As is often the case, President Trump is half-right.
He has been more strident than usual lately about “record setting economic numbers” and the strong job market. Fair enough: The unemployment rate, at 3.8%, is at the lowest level in 18 years, and growth might hit or exceed 3% this year.
But he’s going way overboard when he insists that, “in many ways this is the greatest economy in the history of America.” It’s not, and the reasons why matter—because they might be the rumblings of the next recession.
Yahoo Finance has been grading the Trump economy on a monthly basis for the last year, using data provided by Moody’s Analytics. Our current grade on the Trumponomics report card is a solid B. Since Trump is claiming historical superiority, we’ll tell you exactly where he stands, because we measure the Trump economy relative to prior presidents going back to Richard Nixon in the 1970s, at the same point in their first term. Here’s a breakdown:
Total employment: Trump ranks 3rd highest among seven presidents on overall job creation, going back to Nixon. Job creation was stronger under Jimmy Carter and Bill Clinton at the same point in their presidencies.
Manufacturing employment: Trump ranks second in the number of manufacturing jobs created since he became president, trailing only Carter. This is his highest mark.
Growth in average hourly earnings: Trump ranks third, behind Carter and George W. Bush.
[Check out our Trumponomics Report Card.]
Exports: This data only goes back to 1992, but since then, Trump ranks third out of four presidents, behind Clinton and Barack Obama. This is his lowest mark.
The S&P 500 stock index. Trump is third again. Stocks did better under Obama and George H.W. Bush during their first 16 months.
Real GDP per capita. Third again, behind Carter and Clinton once more.
If the economy continues to improve under Trump, his Trumponomics grade will go higher. He’ll also benefit by comparison to some of the other presidents. Jimmy Carter, for instance, came into office as a recovery from recession was gaining steam. But the recovery petered out by his fourth year in office, when a fresh recession began.
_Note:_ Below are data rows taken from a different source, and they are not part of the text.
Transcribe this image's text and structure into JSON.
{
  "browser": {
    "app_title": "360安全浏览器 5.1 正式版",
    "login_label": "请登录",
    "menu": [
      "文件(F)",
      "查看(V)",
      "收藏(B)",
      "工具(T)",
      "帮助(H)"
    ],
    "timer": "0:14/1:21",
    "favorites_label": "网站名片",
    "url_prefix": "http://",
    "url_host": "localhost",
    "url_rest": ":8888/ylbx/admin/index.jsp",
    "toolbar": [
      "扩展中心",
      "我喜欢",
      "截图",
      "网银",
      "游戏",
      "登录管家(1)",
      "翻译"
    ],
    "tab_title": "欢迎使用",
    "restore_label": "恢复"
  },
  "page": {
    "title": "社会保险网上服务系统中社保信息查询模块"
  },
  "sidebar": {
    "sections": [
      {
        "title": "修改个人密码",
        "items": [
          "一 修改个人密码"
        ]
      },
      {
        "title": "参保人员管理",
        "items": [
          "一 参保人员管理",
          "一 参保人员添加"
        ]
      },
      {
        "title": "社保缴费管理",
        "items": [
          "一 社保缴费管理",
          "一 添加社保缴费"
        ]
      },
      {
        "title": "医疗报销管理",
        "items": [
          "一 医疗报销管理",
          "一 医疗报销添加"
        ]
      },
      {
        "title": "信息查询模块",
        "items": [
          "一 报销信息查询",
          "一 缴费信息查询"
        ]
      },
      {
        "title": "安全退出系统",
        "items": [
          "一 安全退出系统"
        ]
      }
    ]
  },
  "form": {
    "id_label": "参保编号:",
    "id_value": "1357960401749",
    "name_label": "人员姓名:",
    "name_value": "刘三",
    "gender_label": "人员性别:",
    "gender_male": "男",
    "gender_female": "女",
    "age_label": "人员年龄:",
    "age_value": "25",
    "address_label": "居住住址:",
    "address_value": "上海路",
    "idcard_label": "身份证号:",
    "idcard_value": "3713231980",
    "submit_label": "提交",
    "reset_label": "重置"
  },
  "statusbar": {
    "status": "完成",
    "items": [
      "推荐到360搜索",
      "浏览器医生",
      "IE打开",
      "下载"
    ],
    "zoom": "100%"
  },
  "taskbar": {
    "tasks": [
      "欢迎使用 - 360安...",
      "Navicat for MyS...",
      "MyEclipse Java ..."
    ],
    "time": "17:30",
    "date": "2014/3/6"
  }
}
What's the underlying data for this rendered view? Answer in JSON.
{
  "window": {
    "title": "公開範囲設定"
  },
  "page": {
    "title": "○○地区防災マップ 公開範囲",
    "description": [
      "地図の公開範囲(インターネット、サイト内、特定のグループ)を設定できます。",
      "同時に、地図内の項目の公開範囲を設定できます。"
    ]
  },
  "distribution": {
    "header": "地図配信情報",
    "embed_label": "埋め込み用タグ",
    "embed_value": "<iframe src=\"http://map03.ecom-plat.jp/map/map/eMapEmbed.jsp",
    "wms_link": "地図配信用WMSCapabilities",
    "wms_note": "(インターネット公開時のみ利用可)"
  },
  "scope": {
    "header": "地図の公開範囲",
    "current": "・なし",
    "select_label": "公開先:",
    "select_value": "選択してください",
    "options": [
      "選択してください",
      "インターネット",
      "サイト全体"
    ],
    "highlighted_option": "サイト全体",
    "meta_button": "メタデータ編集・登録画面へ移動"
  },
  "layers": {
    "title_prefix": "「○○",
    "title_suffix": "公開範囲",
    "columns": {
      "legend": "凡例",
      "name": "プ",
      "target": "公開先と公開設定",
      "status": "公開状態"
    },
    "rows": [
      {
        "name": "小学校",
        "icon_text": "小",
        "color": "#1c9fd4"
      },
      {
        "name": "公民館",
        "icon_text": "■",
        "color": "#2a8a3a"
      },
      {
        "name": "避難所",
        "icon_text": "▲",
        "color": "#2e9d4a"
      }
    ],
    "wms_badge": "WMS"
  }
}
It’s not obvious, however, that the Trump economy will continue to improve. Goldman Sachs, for instance, forecasts GDP growth of 2.9% in 2018, in part because the tax cuts Trump signed in December will stimulate spending—for a while. But Goldman’s growth forecasts for the next three years fall to 2.2%, 1.5%, and 1.3%. If that’s how it plays out, growth for Trump’s first term would average just 2.2%—barely better than the 2% growth of the prior four years under Obama.
The last time the unemployment rate was at 3.8%, as it is now, was in 2000. But back then, a combination of strong growth, low unemployment and solid earnings produced a federal budget surplus for four years in a row, from 1998 through 2001. The annual surplus peaked in 2000 at $236 billion.
There are no surpluses now, which suggests the Trump economy might have a hollow core. The federal deficit this year will hit around $800 billion, up from $665 billion last year and $585 billion in Obama’s final year. And the Congressional Budget Office expects deficits to rise to more than $1 trillion per year by 2020, and go nowhere but up.
That’s one big reason some economists think strong numbers on jobs and growth won’t last.
“These solid numbers look increasingly illusory,” Bernard Baumohl, chief global economist of the Economic Outlook Group, wrote in a recent note to clients. “A healthy economy does not generate historic deficits.” He places the odds of a recession in 2019 at 55%. That’s a reminder that you only know how strong or weak the economy is with a few years of hindsight.